Zverev evita proclamarse como el mejor
Pese a sus resultados, Zverev se mostró prudente al ser cuestionado sobre si actualmente debe ser considerado el mejor tenista masculino del mundo.
El alemán tomó en cuenta las lesiones que afectaron durante la temporada a sus principales competidores, Carlos Alcaraz y Jannik Sinner.
Alcaraz ganó el Abierto de Australia, pero una lesión en la muñeca derecha lo dejó fuera de Roland Garros y Wimbledon. El español no volvió a competir desde abril hasta su regreso en el US Open.
Sinner, por su parte, derrotó a Zverev en la final de Wimbledon, pero una lesión de rodilla impidió que el número uno del mundo participara en Nueva York.
“Con Jannik Sinner lesionado y Carlos Alcaraz regresando de una lesión después de cuatro meses, ahora mismo, probablemente sí. Con ambos sanos y en su mejor nivel, quizá no”, reconoció Zverev.
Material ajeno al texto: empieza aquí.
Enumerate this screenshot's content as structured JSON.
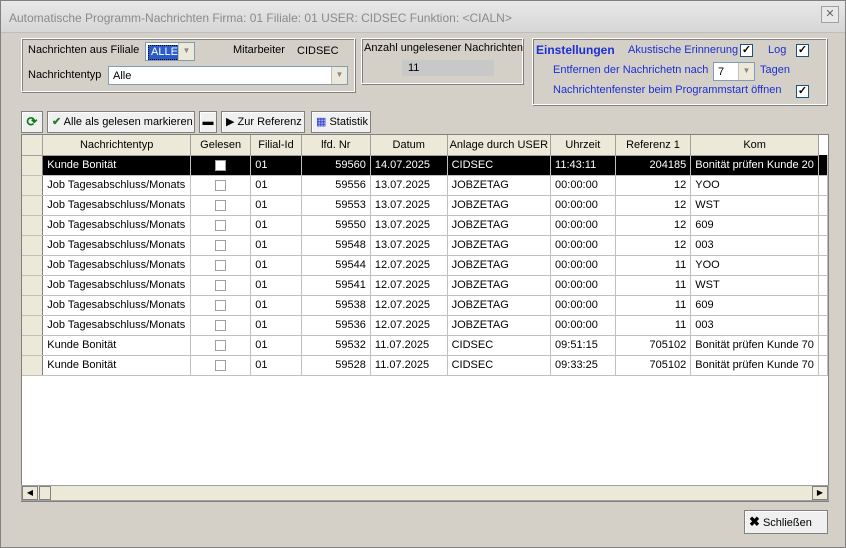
{
  "window": {
    "title": "Automatische Programm-Nachrichten Firma: 01 Filiale: 01 USER: CIDSEC Funktion: <CIALN>"
  },
  "filter": {
    "filiale_label": "Nachrichten aus Filiale",
    "filiale_value": "ALLE",
    "mitarbeiter_label": "Mitarbeiter",
    "mitarbeiter_value": "CIDSEC",
    "typ_label": "Nachrichtentyp",
    "typ_value": "Alle"
  },
  "unread": {
    "label": "Anzahl ungelesener Nachrichten",
    "value": "11"
  },
  "settings": {
    "title": "Einstellungen",
    "acoustic_label": "Akustische Erinnerung",
    "acoustic_checked": true,
    "log_label": "Log",
    "log_checked": true,
    "remove_label": "Entfernen der Nachrichetn nach",
    "remove_value": "7",
    "remove_unit": "Tagen",
    "open_label": "Nachrichtenfenster beim Programmstart öffnen",
    "open_checked": true
  },
  "toolbar": {
    "mark_all_label": "Alle als gelesen markieren",
    "reference_label": "Zur Referenz",
    "stats_label": "Statistik"
  },
  "table": {
    "columns": [
      "Nachrichtentyp",
      "Gelesen",
      "Filial-Id",
      "lfd. Nr",
      "Datum",
      "Anlage durch USER",
      "Uhrzeit",
      "Referenz 1",
      "Kom"
    ],
    "rows": [
      [
        "Kunde Bonität",
        "",
        "01",
        "59560",
        "14.07.2025",
        "CIDSEC",
        "11:43:11",
        "204185",
        "Bonität prüfen Kunde 20"
      ],
      [
        "Job Tagesabschluss/Monats",
        "",
        "01",
        "59556",
        "13.07.2025",
        "JOBZETAG",
        "00:00:00",
        "12",
        "YOO"
      ],
      [
        "Job Tagesabschluss/Monats",
        "",
        "01",
        "59553",
        "13.07.2025",
        "JOBZETAG",
        "00:00:00",
        "12",
        "WST"
      ],
      [
        "Job Tagesabschluss/Monats",
        "",
        "01",
        "59550",
        "13.07.2025",
        "JOBZETAG",
        "00:00:00",
        "12",
        "609"
      ],
      [
        "Job Tagesabschluss/Monats",
        "",
        "01",
        "59548",
        "13.07.2025",
        "JOBZETAG",
        "00:00:00",
        "12",
        "003"
      ],
      [
        "Job Tagesabschluss/Monats",
        "",
        "01",
        "59544",
        "12.07.2025",
        "JOBZETAG",
        "00:00:00",
        "11",
        "YOO"
      ],
      [
        "Job Tagesabschluss/Monats",
        "",
        "01",
        "59541",
        "12.07.2025",
        "JOBZETAG",
        "00:00:00",
        "11",
        "WST"
      ],
      [
        "Job Tagesabschluss/Monats",
        "",
        "01",
        "59538",
        "12.07.2025",
        "JOBZETAG",
        "00:00:00",
        "11",
        "609"
      ],
      [
        "Job Tagesabschluss/Monats",
        "",
        "01",
        "59536",
        "12.07.2025",
        "JOBZETAG",
        "00:00:00",
        "11",
        "003"
      ],
      [
        "Kunde Bonität",
        "",
        "01",
        "59532",
        "11.07.2025",
        "CIDSEC",
        "09:51:15",
        "705102",
        "Bonität prüfen Kunde 70"
      ],
      [
        "Kunde Bonität",
        "",
        "01",
        "59528",
        "11.07.2025",
        "CIDSEC",
        "09:33:25",
        "705102",
        "Bonität prüfen Kunde 70"
      ]
    ]
  },
  "footer": {
    "close_label": "Schließen"
  }
}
El campeón del US Open sostuvo que, cuando todos se encuentran en condiciones óptimas, Sinner todavía conserva una ligera ventaja.
“Hace cuatro o cinco meses, cuando ambos estaban sanos, yo no lo era. Perdía contra Jannik todo el tiempo. Si todos están sanos, creo que Jannik sigue por delante. Es así de simple”, manifestó.
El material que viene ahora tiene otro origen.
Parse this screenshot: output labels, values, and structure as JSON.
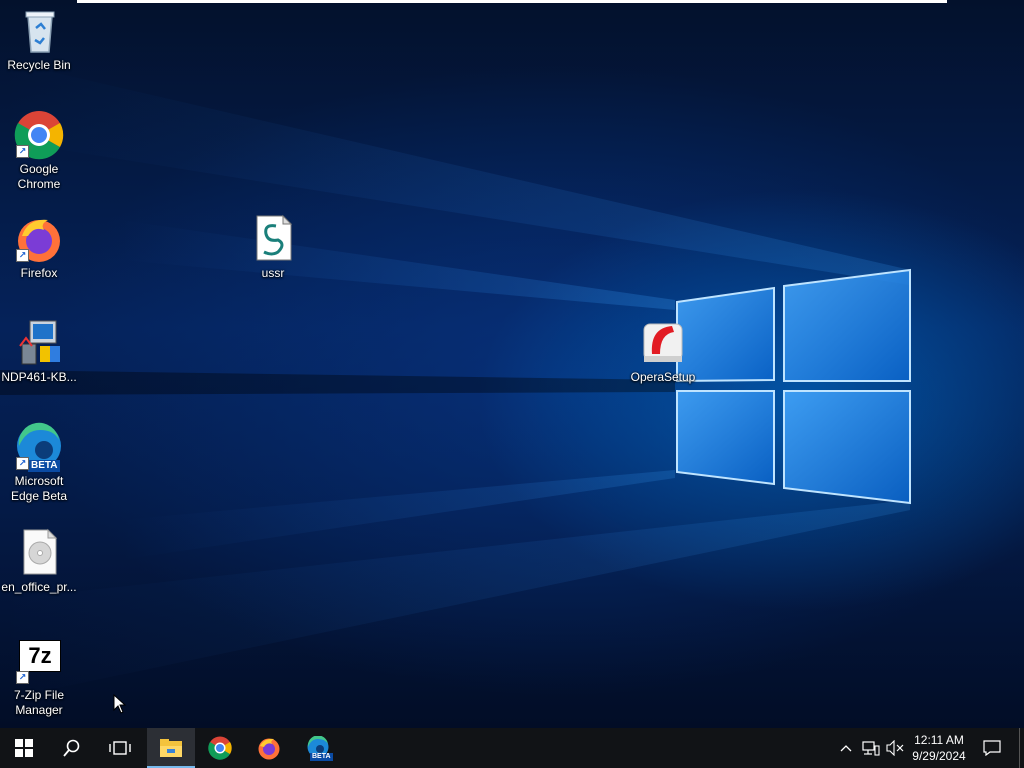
{
  "desktop": {
    "icons": [
      {
        "label": "Recycle Bin",
        "icon": "recycle-bin-icon"
      },
      {
        "label": "Google Chrome",
        "icon": "chrome-icon"
      },
      {
        "label": "Firefox",
        "icon": "firefox-icon"
      },
      {
        "label": "NDP461-KB...",
        "icon": "installer-icon"
      },
      {
        "label": "Microsoft Edge Beta",
        "icon": "edge-beta-icon"
      },
      {
        "label": "en_office_pr...",
        "icon": "disc-image-icon"
      },
      {
        "label": "7-Zip File Manager",
        "icon": "7zip-icon"
      },
      {
        "label": "ussr",
        "icon": "script-file-icon"
      },
      {
        "label": "OperaSetup",
        "icon": "opera-setup-icon"
      }
    ],
    "edge_badge": "BETA",
    "sevenzip_glyph": "7z"
  },
  "taskbar": {
    "buttons": [
      {
        "name": "start",
        "icon": "windows-logo-icon"
      },
      {
        "name": "search",
        "icon": "search-icon"
      },
      {
        "name": "task-view",
        "icon": "task-view-icon"
      },
      {
        "name": "file-explorer",
        "icon": "folder-icon",
        "active": true
      },
      {
        "name": "chrome",
        "icon": "chrome-icon"
      },
      {
        "name": "firefox",
        "icon": "firefox-icon"
      },
      {
        "name": "edge-beta",
        "icon": "edge-beta-icon"
      }
    ],
    "edge_badge": "BETA",
    "tray": {
      "icons": [
        "chevron-up-icon",
        "network-icon",
        "volume-muted-icon"
      ],
      "time": "12:11 AM",
      "date": "9/29/2024",
      "notifications_icon": "action-center-icon"
    }
  },
  "colors": {
    "taskbar": "#111316",
    "accent": "#0078d7",
    "active_indicator": "#76b9ed"
  }
}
Una temporada histórica en los grandes
Zverev terminó con récord de 25 victorias y apenas dos derrotas en los cuatro Grand Slam de 2026.
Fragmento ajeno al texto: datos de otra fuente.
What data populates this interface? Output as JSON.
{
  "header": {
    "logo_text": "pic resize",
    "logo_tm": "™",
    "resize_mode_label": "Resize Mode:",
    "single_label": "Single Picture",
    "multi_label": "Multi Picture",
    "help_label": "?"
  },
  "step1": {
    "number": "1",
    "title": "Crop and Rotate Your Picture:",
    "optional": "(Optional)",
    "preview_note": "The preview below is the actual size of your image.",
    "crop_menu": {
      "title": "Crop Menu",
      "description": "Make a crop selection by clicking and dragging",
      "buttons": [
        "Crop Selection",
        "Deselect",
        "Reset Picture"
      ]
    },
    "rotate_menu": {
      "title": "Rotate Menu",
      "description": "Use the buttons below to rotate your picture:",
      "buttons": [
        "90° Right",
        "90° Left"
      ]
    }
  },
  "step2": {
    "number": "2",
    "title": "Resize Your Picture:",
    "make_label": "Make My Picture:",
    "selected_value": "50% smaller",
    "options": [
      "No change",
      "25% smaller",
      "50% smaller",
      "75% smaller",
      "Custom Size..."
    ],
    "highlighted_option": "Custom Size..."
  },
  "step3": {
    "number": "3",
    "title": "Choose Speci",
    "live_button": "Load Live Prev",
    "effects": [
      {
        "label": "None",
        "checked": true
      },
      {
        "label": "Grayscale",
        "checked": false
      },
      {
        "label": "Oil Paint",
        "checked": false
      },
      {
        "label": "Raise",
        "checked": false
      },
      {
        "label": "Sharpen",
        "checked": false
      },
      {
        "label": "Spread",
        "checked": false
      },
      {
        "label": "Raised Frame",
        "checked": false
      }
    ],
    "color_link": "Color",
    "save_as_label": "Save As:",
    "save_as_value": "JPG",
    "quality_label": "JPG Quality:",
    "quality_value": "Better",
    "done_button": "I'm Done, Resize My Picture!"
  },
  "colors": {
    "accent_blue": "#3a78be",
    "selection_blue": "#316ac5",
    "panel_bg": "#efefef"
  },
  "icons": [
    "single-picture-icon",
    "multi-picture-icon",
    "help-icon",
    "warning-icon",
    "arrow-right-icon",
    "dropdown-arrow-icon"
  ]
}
En el US Open tuvo que disputar encuentros de cinco sets en sus dos primeras presentaciones, convirtiéndose en el primer cabeza de serie masculino que atraviesa esa situación en la era abierta, iniciada en 1968.
Después de superar esas exigentes rondas, el alemán no volvió a perder un set hasta la final frente a Shelton.
El estadounidense, capaz de superar las 140 millas por hora con su saque, afirmó que Zverev posee actualmente el mejor servicio del circuito. También destacó su movilidad, resistencia física, capacidad para restar y evolución en la red.
“Se mueve a nivel élite midiendo 6,7 pies (2.01 metros). Tiene mucho alcance, resta muy bien, es sólido desde el fondo y uno de los jugadores más en forma del circuito”, explicó Shelton.
El trabajo duro detrás de su éxito
Zverev atribuyó su crecimiento deportivo a la disciplina y las largas jornadas de entrenamiento, más que a un talento natural superior al de sus principales adversarios.
“No creo que sea el más talentoso ni que tenga un don de Dios como algunos otros. La mayor parte de mi tenis viene del trabajo duro, de muchas horas en la cancha, en el gimnasio y en la pista”, señaló.
Ese esfuerzo le permitió regresar a la élite después de la grave lesión de tobillo sufrida durante las semifinales de Roland Garros en 2022.
También pudo superar la dolorosa final del US Open de 2020, cuando ganó los primeros dos sets contra Dominic Thiem, estuvo a dos puntos del campeonato y terminó convirtiéndose en el primer hombre desde 1949 que desperdiciaba una ventaja de dos parciales en una final del torneo.
Zverev aseguró que aquella herida comenzó a desaparecer cuando finalmente consiguió su primer Grand Slam en París. Ahora, tras levantar el trofeo en Nueva York y recibir el premio de 5.5 millones de dólares, afronta las grandes finales con una mentalidad distinta.
“Antes de ganar en París sentía mucho estrés porque siempre existía la pregunta de si alguna vez conquistaría uno. Ahora lo que siento es alegría al jugar este tipo de finales”, concluyó el campeón.